Tuesday, June 05, 2007

Fahrenheit 451 is Not About Censorship

So Ray Bradbury recently told LA Weekly in an interview:

Bradbury, a man living in the creative and industrial center of reality TV and one-hour dramas, says it is, in fact, a story about how television destroys interest in reading literature.

“Television gives you the dates of Napoleon, but not who he was,” Bradbury says, summarizing TV’s content with a single word that he spits out as an epithet: “factoids.” He says this while sitting in a room dominated by a gigantic flat-panel television broadcasting the Fox News Channel, muted, factoids crawling across the bottom of the screen.

His fear in 1953 that television would kill books has, he says, been partially confirmed by television’s effect on substance in the news. The front page of that day’s L.A. Times reported on the weekend box-office receipts for the third in the Spider-Man series of movies, seeming to prove his point.

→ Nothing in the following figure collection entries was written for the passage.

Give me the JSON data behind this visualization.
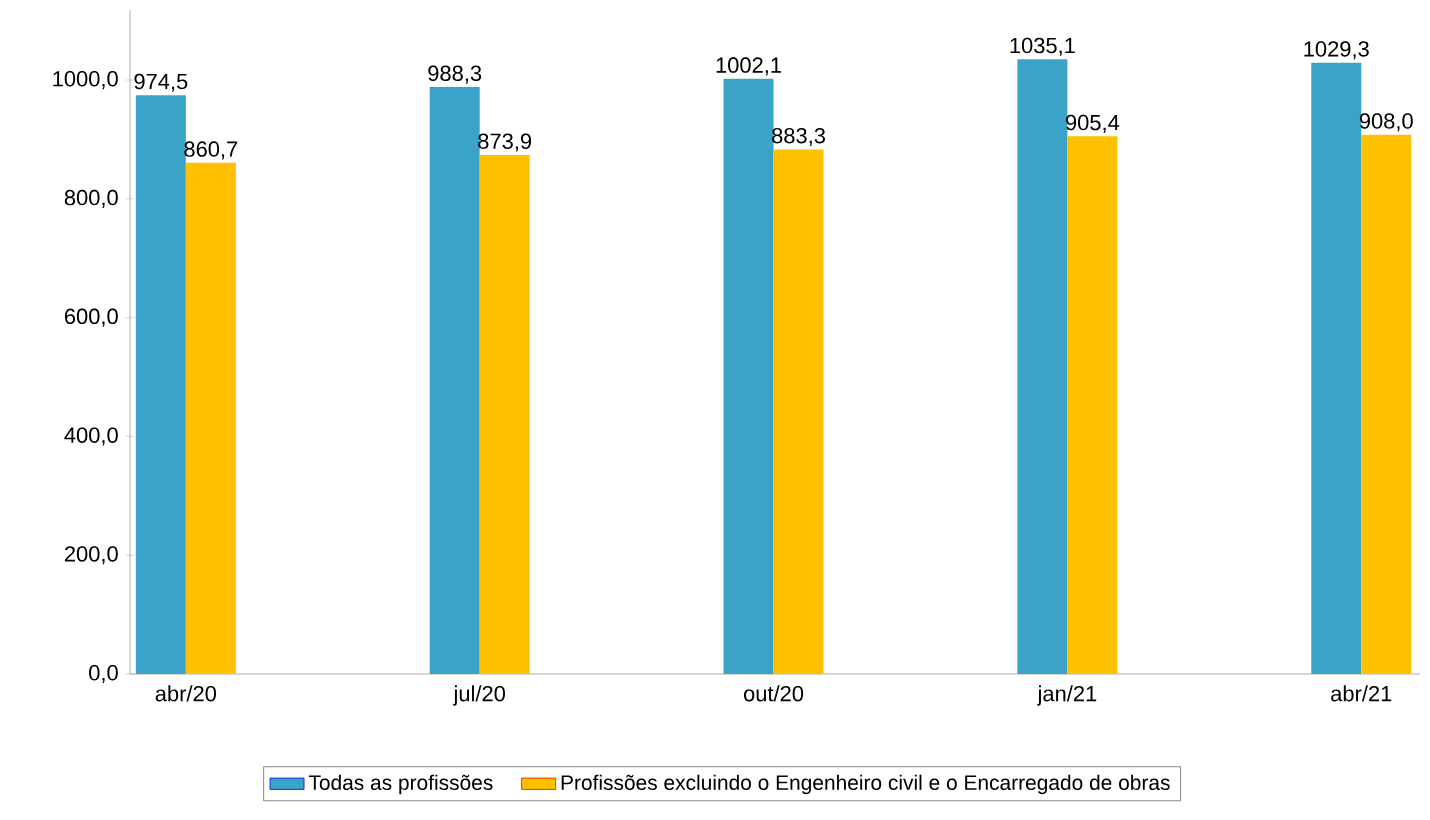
{
  "chart_data": {
    "type": "bar",
    "categories": [
      "abr/20",
      "jul/20",
      "out/20",
      "jan/21",
      "abr/21"
    ],
    "series": [
      {
        "name": "Todas as profissões",
        "color": "#3ba3c7",
        "values": [
          974.5,
          988.3,
          1002.1,
          1035.1,
          1029.3
        ],
        "value_labels": [
          "974,5",
          "988,3",
          "1002,1",
          "1035,1",
          "1029,3"
        ]
      },
      {
        "name": "Profissões excluindo o Engenheiro civil e o Encarregado de obras",
        "color": "#ffc000",
        "values": [
          860.7,
          873.9,
          883.3,
          905.4,
          908.0
        ],
        "value_labels": [
          "860,7",
          "873,9",
          "883,3",
          "905,4",
          "908,0"
        ]
      }
    ],
    "ylim": [
      0,
      1118
    ],
    "yticks": [
      {
        "value": 0,
        "label": "0,0"
      },
      {
        "value": 200,
        "label": "200,0"
      },
      {
        "value": 400,
        "label": "400,0"
      },
      {
        "value": 600,
        "label": "600,0"
      },
      {
        "value": 800,
        "label": "800,0"
      },
      {
        "value": 1000,
        "label": "1000,0"
      }
    ],
    "grid": false,
    "legend": "bottom"
  }
}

According to the interview, Fahrenheit's world without books is not the product of an all-powerful state, but rather of political correctness and victim culture run amok:

He says the culprit in Fahrenheit 451 is not the state — it is the people. Unlike Orwell’s 1984, in which the government uses television screens to indoctrinate citizens, Bradbury envisioned television as an opiate. In the book, Bradbury refers to televisions as “walls” and its actors as “family,” a truth evident to anyone who has heard a recap of network shows in which a fan refers to the characters by first name, as if they were relatives or friends.

The book’s story centers on Guy Montag, a California fireman who begins to question why he burns books for a living. Montag eventually rejects his authoritarian culture to join a community of individuals who memorize entire books so they will endure until society once again is willing to read.

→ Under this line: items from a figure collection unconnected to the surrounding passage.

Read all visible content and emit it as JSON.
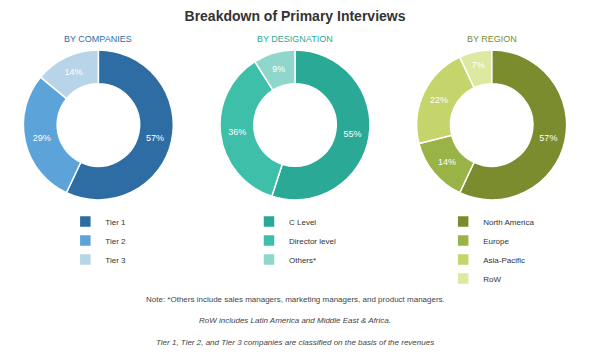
{
  "title": "Breakdown of Primary Interviews",
  "annotations": [
    "Note: *Others include sales managers, marketing managers, and product managers.",
    "RoW includes Latin America and Middle East & Africa.",
    "Tier 1, Tier 2, and Tier 3 companies are classified on the basis of the revenues"
  ],
  "chart_data": [
    {
      "type": "pie",
      "title": "BY COMPANIES",
      "categories": [
        "Tier 1",
        "Tier 2",
        "Tier 3"
      ],
      "values": [
        57,
        29,
        14
      ],
      "value_labels": [
        "57%",
        "29%",
        "14%"
      ],
      "colors": [
        "#2e6da4",
        "#5ba3d9",
        "#b8d4e8"
      ],
      "data_labels": true,
      "legend": "bottom"
    },
    {
      "type": "pie",
      "title": "BY DESIGNATION",
      "categories": [
        "C Level",
        "Director level",
        "Others*"
      ],
      "values": [
        55,
        36,
        9
      ],
      "value_labels": [
        "55%",
        "36%",
        "9%"
      ],
      "colors": [
        "#2aaa96",
        "#3dbfaa",
        "#8fd6cc"
      ],
      "data_labels": true,
      "legend": "bottom"
    },
    {
      "type": "pie",
      "title": "BY REGION",
      "categories": [
        "North America",
        "Europe",
        "Asia-Pacific",
        "RoW"
      ],
      "values": [
        57,
        14,
        22,
        7
      ],
      "value_labels": [
        "57%",
        "14%",
        "22%",
        "7%"
      ],
      "colors": [
        "#7a8c2e",
        "#9ab347",
        "#c5d46b",
        "#dde8a0"
      ],
      "data_labels": true,
      "legend": "bottom"
    }
  ]
}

Bradbury imagined a democratic society whose diverse population turns against books: Whites reject Uncle Tom’s Cabin and blacks disapprove of Little Black Sambo. He imagined not just political correctness, but a society so diverse that all groups were “minorities.” He wrote that at first they condensed the books, stripping out more and more offending passages until ultimately all that remained were footnotes, which hardly anyone read. Only after people stopped reading did the state employ firemen to burn books.



(Link via Pajamas Media)


You can see a video clip of Ray Bradbury discussing his views on censorship and television at his web site. He notes that "we've never had censorship in this country", and offers some simple, common sense tips for librarians dealing with challenges to his books.